La bala alcanzó a Philippe Artois justo en el pecho. Su cuerpo se sacudió.

Abrió la boca como para gritar.

Un segundo disparo le atravesó justo entre los ojos.

Se desplomó en el suelo.

Casi simultáneamente, un Ford Maverick salió de la hilera de vehículos aparcados al borde de la carretera y se alejó a toda velocidad haciendo chirriar los neumáticos.

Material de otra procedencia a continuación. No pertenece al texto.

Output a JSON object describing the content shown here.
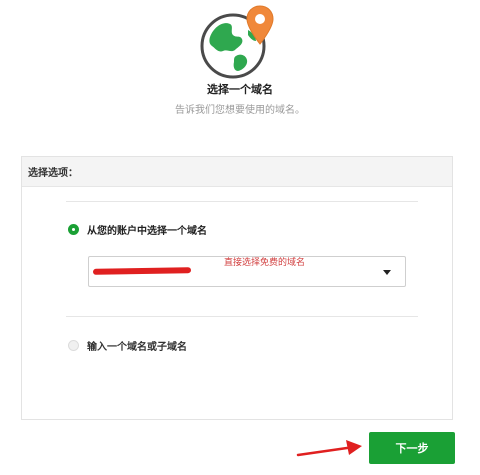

Me levanté de un salto, desenfundé la SIG y salté por la ventana con el hombro derecho por delante. El cristal, dañado por los agujeros de bala y plagado de largas grietas, ya no me ofrecía resistencia. Me protegí los ojos de la lluvia de fragmentos con el brazo. Golpeé con fuerza el asfalto y salí rodando. Los transeúntes se hicieron a un lado, mirándome fijamente.

Me levanté, me sacudí los trozos rotos del pelo y salí corriendo. Una falange de coches aparcados me impidió hacer un agujero en la rueda trasera del Ford Maverick en el acto con mi SIG.

De un salto estaba en el maletero de un Mercedes, de otro en el techo.

Agarré la SIG con las dos manos y me la puse.

Despedido.

El primer disparo raspó el alerón del Maverick, el segundo reventó el neumático trasero izquierdo justo antes de que el coche llegara a la siguiente intersección.

El Maverick se desvió hacia un lado y chocó contra una furgoneta aparcada en un lateral. Salté del techo del Mercedes y corrí hacia el Maverick en posición agachada.

La puerta se abrió.

Un hombre con gorra de béisbol y un rifle de francotirador K 16 salió corriendo.

El haz del puntero láser bailó en el aire al tocar tierra.

Me agaché.

El disparo no me alcanzó. Antes de que mi oponente pudiera apretar el gatillo por segunda vez, volví a disparar, alcanzándole en el hombro. La fuerza con la que el proyectil penetró en su cuerpo y salió por el otro lado le hizo retroceder.